Au sol, le peuple se sent mis à l’écart, ignoré, voire oublié. Où il voudrait voter et qu’on défende ses idées, il voit les raisons de son vote perdues dans l’éther ou bafouées. Ses inquiétudes, ses plaintes : oubliées, niées ou tues. La réalité du territoire qu’il vit au fil du temps s’efface sous le trait assuré mais presque invisible des cartographes. Pour achever de tuer sa confiance et son implication, les médias affichent à intervalles réguliers une affaire : le lien est rompu.

Une nécessité : reprendre en main la gestion des territoires

Rien n’est possible sans cela : pour gouverner convenablement un territoire, à quelque échelle que ce soit, il faut que ceux à qui l’on donne les clefs du pouvoir soient au-dessus de tout soupçon. Il ne s’agit pas de rétablir la confiance — cette phrase a été trop de fois entendue, répétée mécaniquement, elle n’a plus aucun sens. Il faut qu’à la base de l’engagement politique se trouve une parfaite honnêteté, légale évidemment (mais peut-on encore sans se mordre la joue parler d’évidence à ce sujet ?), mais aussi morale et enfin intellectuelle.

L’honnêteté morale, c’est celle qui empêche de mentir à ceux qui vous ont fait confiance comme à ceux qui doutent de vous et celle qui fait passer l’intérêt de la communauté, présente comme à venir, avant tout intérêt personnel ou partisan. C’est l’honnêteté qui manque dans les promesses de campagne, celle qui manque aux mandats à l’approche des échéances électorales, celle, entre autres, qui manque dans toutes les affaires.
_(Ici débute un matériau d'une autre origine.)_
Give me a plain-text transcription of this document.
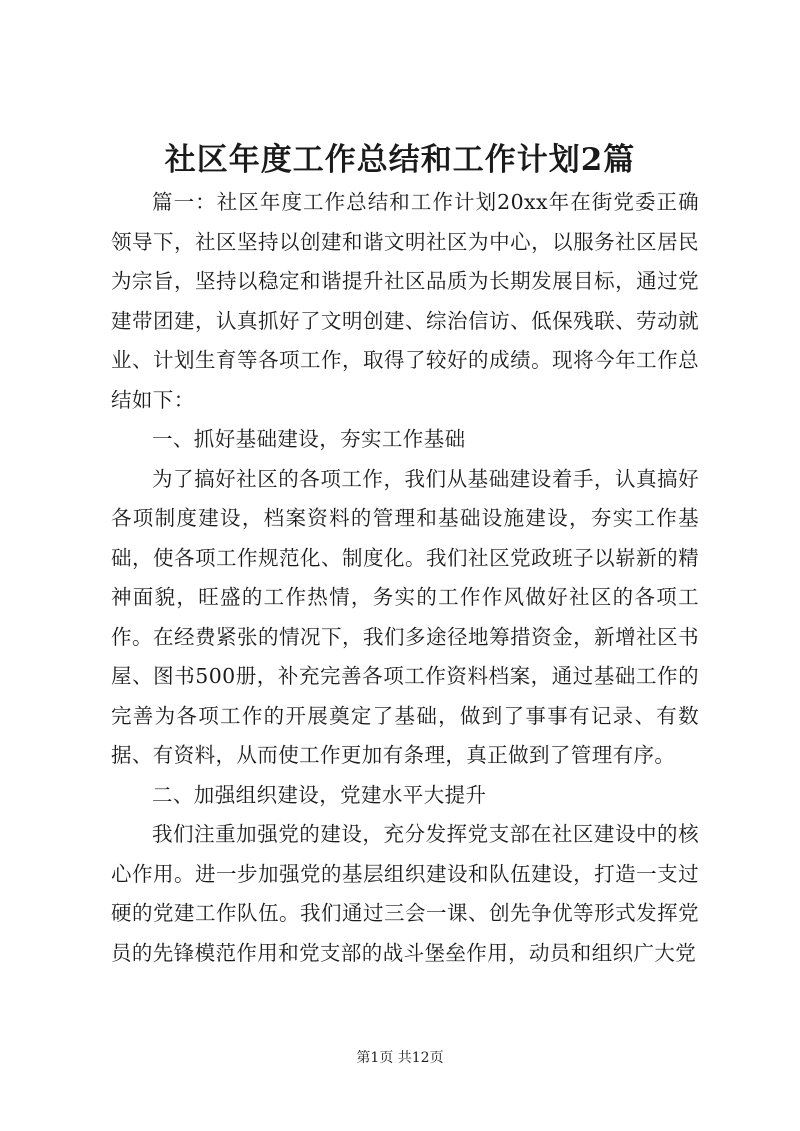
社区年度工作总结和工作计划2篇

篇一：社区年度工作总结和工作计划20xx年在街党委正确领导下，社区坚持以创建和谐文明社区为中心，以服务社区居民为宗旨，坚持以稳定和谐提升社区品质为长期发展目标，通过党建带团建，认真抓好了文明创建、综治信访、低保残联、劳动就业、计划生育等各项工作，取得了较好的成绩。现将今年工作总结如下：

一、抓好基础建设，夯实工作基础

为了搞好社区的各项工作，我们从基础建设着手，认真搞好各项制度建设，档案资料的管理和基础设施建设，夯实工作基础，使各项工作规范化、制度化。我们社区党政班子以崭新的精神面貌，旺盛的工作热情，务实的工作作风做好社区的各项工作。在经费紧张的情况下，我们多途径地筹措资金，新增社区书屋、图书500册，补充完善各项工作资料档案，通过基础工作的完善为各项工作的开展奠定了基础，做到了事事有记录、有数据、有资料，从而使工作更加有条理，真正做到了管理有序。

二、加强组织建设，党建水平大提升

我们注重加强党的建设，充分发挥党支部在社区建设中的核心作用。进一步加强党的基层组织建设和队伍建设，打造一支过硬的党建工作队伍。我们通过三会一课、创先争优等形式发挥党员的先锋模范作用和党支部的战斗堡垒作用，动员和组织广大党

第1页 共12页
Plus complexe, l’honnêteté intellectuelle veut qu’on s’attelle, infatigablement, à reconnaître entre toutes les possibilités vraisemblables celles qui réellement sont des solutions. C’est refuser la solution acceptable par confort pour celle, plus gênante, qui sans doute est plus adaptée. C’est faire preuve de courage quand une solution douloureuse à court terme portera de meilleurs fruits dans le temps, alors même qu’une autre, plus discrète, arrangerait temporairement la situation.

La polis sans la politique : perspective

Il s’agit de s’occuper du fond en délaissant les arcanes de la forme, de s’occuper d’autrui et du territoire, plus de soi et de son propre monde. Il faut redessiner la carte en partant du territoire, en prêtant une attention particulière à la transmission de l’échelle. Avec la confiance reviendra l’écoute ; avec l’écoute reviendra la compréhension et finalement l’intérêt.

Au-delà de l’échelle d’une petite ville, la politique par lien direct n’est pas possible. On ne peut gouverner la France ou l’Europe en écoutant le peuple pour appliquer la politique. Pourtant, il est possible de construire une représentation qui corresponde à la réalité du territoire, avec l’apport bénéfique du savoir de la cartographie. Je ne sais pas s’il faut des référendums européens ; ce dont je suis sûre, c’est qu’il faut que les citoyens puissent voter pour une carte prospective et que cette carte soit respectée. L’avenir de la Politique Agricole Commune n’a aucune importance : il s’agit de s’accorder sur l’avenir de l’agriculture. Si les dirigeants sont capables d’avoir une véritable vision perspective de l’Europe, alors ils doivent la proposer, l’appliquer et l’expliquer.